Note — As of MongoDB 4.0, non-blocking secondary reads have been added to address these types of latency issues.
This type of cascading failure was almost exclusively seen when a large batch process was being run in the morning directly on the primary mongod instance in the mornings..
This chart (48 hours sampled from 2 weeks ago) shows similar behaviour. The vertical lines show points at which we were forced to restart instances or cycle the primary server in order to recover resources.
You’ll notice that cache usage hits a certain point on the primary (left) server after which we have to kill the instance. The replication lag on the secondaries is also inconsistent, which would lead us to believe that the consumption rates from the primary are being affected by either network performance or disk performance.
In the absence of dedicated DevOps, DBAs or Infrastructure Engineers, the development teams have spent a significant amount of time learning to tune and troubleshoot this installation. Due to lack of specialization though occasionally issues may be misdiagnosed.
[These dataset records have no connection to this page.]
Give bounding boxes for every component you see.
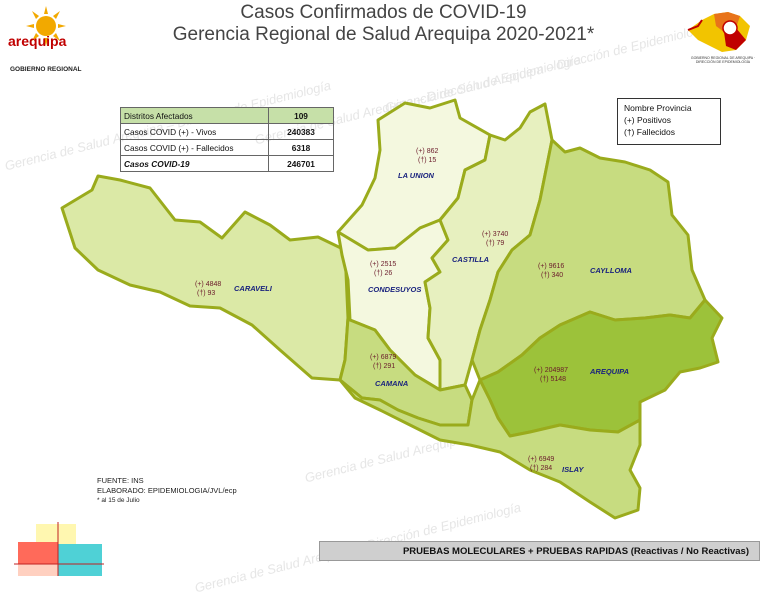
camana-positives: (+) 6879 [370,354,396,361]
arequipa-name: AREQUIPA [589,367,629,376]
province-labels: (+) 862 (†) 15 LA UNION (+) 4848 (†) 93 … [195,148,632,474]
sun-icon: arequipa [8,6,67,49]
logo-caption: GOBIERNO REGIONAL DE AREQUIPA · DIRECCIÓ… [690,56,756,64]
table-row: Distritos Afectados 109 [120,107,334,124]
corner-decoration [14,522,104,576]
source-notes: FUENTE: INS ELABORADO: EPIDEMIOLOGIA/JVL… [97,476,237,506]
tests-footer-bar: PRUEBAS MOLECULARES + PRUEBAS RAPIDAS (R… [319,541,760,561]
condesuyos-name: CONDESUYOS [368,285,421,294]
province-caraveli [60,174,350,382]
camana-name: CAMANA [375,379,408,388]
province-islay [338,378,642,520]
page-subtitle: Gerencia Regional de Salud Arequipa 2020… [172,24,595,45]
caraveli-deceased: (†) 93 [197,290,215,297]
row-label: Casos COVID (+) - Vivos [120,123,269,140]
castilla-deceased: (†) 79 [486,240,504,247]
islay-deceased: (†) 284 [530,465,552,472]
row-value: 246701 [268,155,334,172]
caylloma-positives: (+) 9616 [538,263,564,270]
camana-deceased: (†) 291 [373,363,395,370]
la-union-positives: (+) 862 [416,148,438,155]
legend-title: Nombre Provincia [624,103,692,113]
islay-positives: (+) 6949 [528,456,554,463]
row-value: 109 [268,107,334,124]
table-row: Casos COVID (+) - Vivos 240383 [120,123,334,140]
row-label: Casos COVID (+) - Fallecidos [120,139,269,156]
legend-deceased: (†) Fallecidos [624,127,676,137]
source-date-note: * al 15 de Julio [97,497,140,504]
page-title: Casos Confirmados de COVID-19 [240,2,527,23]
caylloma-name: CAYLLOMA [590,266,632,275]
condesuyos-positives: (+) 2515 [370,261,396,268]
islay-name: ISLAY [562,465,585,474]
logo-caption: GOBIERNO REGIONAL [10,66,82,73]
source-line: FUENTE: INS [97,476,144,485]
caraveli-positives: (+) 4848 [195,281,221,288]
summary-table: Distritos Afectados 109 Casos COVID (+) … [120,107,334,172]
caylloma-deceased: (†) 340 [541,272,563,279]
legend-positive: (+) Positivos [624,115,671,125]
la-union-name: LA UNION [398,171,435,180]
castilla-name: CASTILLA [452,255,489,264]
castilla-positives: (+) 3740 [482,231,508,238]
logo-wordmark: arequipa [8,33,67,49]
epidemiology-logo: GOBIERNO REGIONAL DE AREQUIPA · DIRECCIÓ… [684,6,756,68]
arequipa-positives: (+) 204987 [534,367,568,374]
caraveli-name: CARAVELI [234,284,273,293]
map-legend: Nombre Provincia (+) Positivos (†) Falle… [617,98,721,145]
arequipa-deceased: (†) 5148 [540,376,566,383]
arequipa-province-map: (+) 862 (†) 15 LA UNION (+) 4848 (†) 93 … [60,98,724,520]
source-line: ELABORADO: EPIDEMIOLOGIA/JVL/ecp [97,486,237,495]
row-value: 6318 [268,139,334,156]
row-label: Distritos Afectados [120,107,269,124]
table-row: Casos COVID (+) - Fallecidos 6318 [120,139,334,156]
row-value: 240383 [268,123,334,140]
row-label: Casos COVID-19 [120,155,269,172]
condesuyos-deceased: (†) 26 [374,270,392,277]
regional-government-logo: arequipa GOBIERNO REGIONAL [6,6,90,76]
la-union-deceased: (†) 15 [418,157,436,164]
table-row-total: Casos COVID-19 246701 [120,155,334,172]
region-emblem-icon [687,12,750,52]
We completed a significant upgrade on Tuesday that brings our cluster up to mongodb-server 3.4.15 (from 3.0.15). The 3.0 series was first introduced in March 2015, with an end of life of February 2018. As no further security updates are being released, we’ve been coordinating tests with the product development teams for the past 12 months in order to prepare for a major upgrade.
Now that we’ve been running 3.4 in production for a few days I checked the same 48 hour sample and found something interesting …
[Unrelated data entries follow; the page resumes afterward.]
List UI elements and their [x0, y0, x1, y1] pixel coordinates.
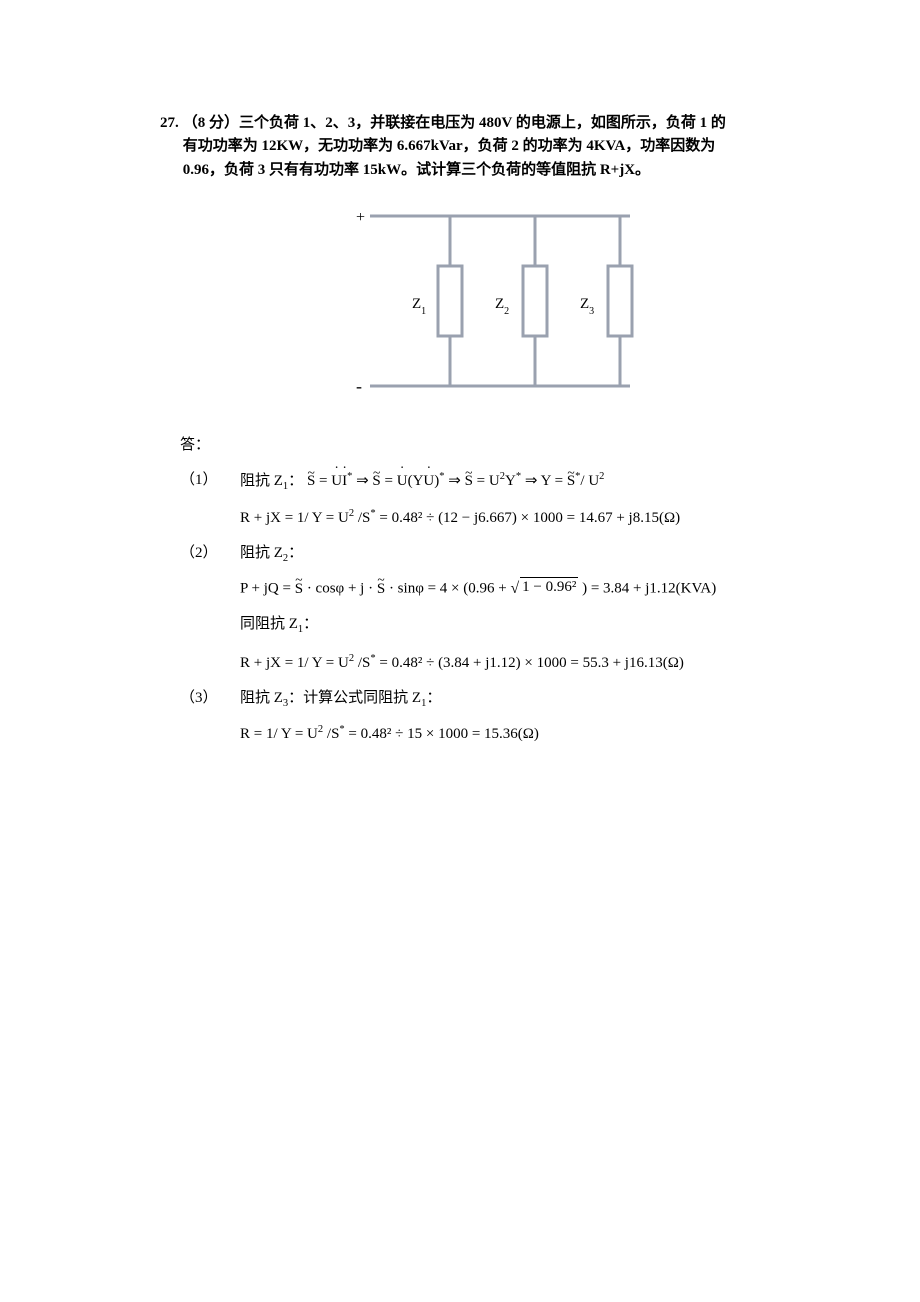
part1-lead: 阻抗 Z1：	[240, 473, 303, 489]
question-number: 27.	[160, 112, 179, 182]
circuit-minus: -	[356, 376, 362, 396]
question-line1: （8 分）三个负荷 1、2、3，并联接在电压为 480V 的电源上，如图所示，负…	[183, 115, 726, 131]
p2-lead-t: 阻抗 Z	[240, 545, 283, 561]
question-text: （8 分）三个负荷 1、2、3，并联接在电压为 480V 的电源上，如图所示，负…	[183, 112, 800, 182]
p2e-r: = 0.48² ÷ (3.84 + j1.12) × 1000 = 55.3 +…	[376, 655, 684, 671]
points-label: （8 分）	[183, 115, 239, 131]
p3e-r: = 0.48² ÷ 15 × 1000 = 15.36(Ω)	[345, 726, 539, 742]
p2e-m: /S	[354, 655, 370, 671]
p2pq-m2: · sinφ = 4 × (0.96 +	[385, 581, 510, 597]
p3-lead-t: 阻抗 Z	[240, 690, 283, 706]
circuit-plus: +	[356, 209, 365, 226]
page: 27. （8 分）三个负荷 1、2、3，并联接在电压为 480V 的电源上，如图…	[0, 0, 920, 746]
answer-part-2: （2） 阻抗 Z2：	[180, 542, 800, 567]
z2-label: Z2	[495, 296, 509, 317]
p1e-l: R + jX = 1/ Y = U	[240, 510, 349, 526]
part1-num: （1）	[180, 469, 240, 492]
answer-part-1: （1） 阻抗 Z1： S~ = U·I·* ⇒ S~ = U·(YU·)* ⇒ …	[180, 469, 800, 495]
p3-lead-a2: ：	[426, 690, 441, 706]
p1-lead-a: ：	[288, 473, 303, 489]
p1e-m: /S	[354, 510, 370, 526]
p2pq-m1: · cosφ + j ·	[303, 581, 377, 597]
part2-num: （2）	[180, 542, 240, 565]
question-line2: 有功功率为 12KW，无功功率为 6.667kVar，负荷 2 的功率为 4KV…	[183, 135, 800, 158]
part2-pq: P + jQ = S~ · cosφ + j · S~ · sinφ = 4 ×…	[240, 577, 800, 601]
p3-lead-a: ：计算公式同阻抗 Z	[288, 690, 421, 706]
part1-eq: R + jX = 1/ Y = U2 /S* = 0.48² ÷ (12 − j…	[240, 506, 800, 530]
p2pq-pre: P + jQ =	[240, 581, 295, 597]
part3-eq: R = 1/ Y = U2 /S* = 0.48² ÷ 15 × 1000 = …	[240, 722, 800, 746]
part2-lead: 阻抗 Z2：	[240, 545, 303, 561]
p3e-m: /S	[323, 726, 339, 742]
p2-same-t: 同阻抗 Z	[240, 616, 298, 632]
p2-same-a: ：	[303, 616, 318, 632]
question-head: 27. （8 分）三个负荷 1、2、3，并联接在电压为 480V 的电源上，如图…	[160, 112, 800, 182]
question-line3: 0.96，负荷 3 只有有功功率 15kW。试计算三个负荷的等值阻抗 R+jX。	[183, 159, 800, 182]
p2e-l: R + jX = 1/ Y = U	[240, 655, 349, 671]
p2pq-sq: 1 − 0.96²	[520, 577, 578, 601]
part1-derivation: S~ = U·I·* ⇒ S~ = U·(YU·)* ⇒ S~ = U2Y* ⇒…	[307, 473, 604, 489]
circuit-svg: + - Z1 Z2 Z3	[300, 196, 660, 406]
p1e-r: = 0.48² ÷ (12 − j6.667) × 1000 = 14.67 +…	[376, 510, 681, 526]
part3-body: 阻抗 Z3：计算公式同阻抗 Z1：	[240, 687, 800, 712]
part2-same: 同阻抗 Z1：	[240, 613, 800, 638]
part1-body: 阻抗 Z1： S~ = U·I·* ⇒ S~ = U·(YU·)* ⇒ S~ =…	[240, 469, 800, 495]
z3-label: Z3	[580, 296, 594, 317]
p1-lead-t: 阻抗 Z	[240, 473, 283, 489]
part2-body: 阻抗 Z2：	[240, 542, 800, 567]
answer-part-3: （3） 阻抗 Z3：计算公式同阻抗 Z1：	[180, 687, 800, 712]
p3e-l: R = 1/ Y = U	[240, 726, 318, 742]
part3-num: （3）	[180, 687, 240, 710]
p2-lead-a: ：	[288, 545, 303, 561]
z1-label: Z1	[412, 296, 426, 317]
circuit-diagram: + - Z1 Z2 Z3	[160, 196, 800, 414]
question-block: 27. （8 分）三个负荷 1、2、3，并联接在电压为 480V 的电源上，如图…	[160, 112, 800, 746]
q-line1-text: 三个负荷 1、2、3，并联接在电压为 480V 的电源上，如图所示，负荷 1 的	[239, 115, 726, 131]
p2pq-af: ) = 3.84 + j1.12(KVA)	[578, 581, 716, 597]
answer-label: 答：	[180, 434, 800, 457]
part2-eq: R + jX = 1/ Y = U2 /S* = 0.48² ÷ (3.84 +…	[240, 651, 800, 675]
answer-block: 答： （1） 阻抗 Z1： S~ = U·I·* ⇒ S~ = U·(YU·)*…	[180, 434, 800, 746]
The cache usage has remained steady since we turned the instances on. The replication lag also hasn’t gone much higher than a minute in the past few days (this could creep up to over an hour in the past!).
These samples include report generation for all products as well, so they represent the same load. We’ll have to continue to monitor this, but the initial results seem to show that a lot of the pain we’ve been suffering through may have stemmed from outdated software.
The way the review report is generated is still extremely inefficient, but if we continue seeing results like this for the foreseeable future then the urgency of redesigning that product drops and can be properly managed.
Here are some lessons we learned as a result of this investigation:
Measure Everything — Without proper telemetry in place, not only is it difficult to identify negative trends, but it’s almost impossible to showcase the success of any change or action.
Understand Your Tech — Whether you’re using hosted, provisioned, on-premise, containerized, PAAS or some other solution as part of the application architecture, make sure you really understand how to use it, and how to support it. When MongoDB was introduced to the project it was done so to fill a specific need. Once that need was filled, resourcing discussions surrounding maintainability and support should likely have been prioritized.
Document Everything — As discoveries are made, write them down and share them. Knowledge sharing is even more important when you’re dealing with issues that go beyond the standard requirements of “application development”.
Ask For Help — When it becomes necessary to step outside your comfort zone to solve a problem, a fresh perspective can be welcome.
Hopefully this journey benefits someone else in a similar situation.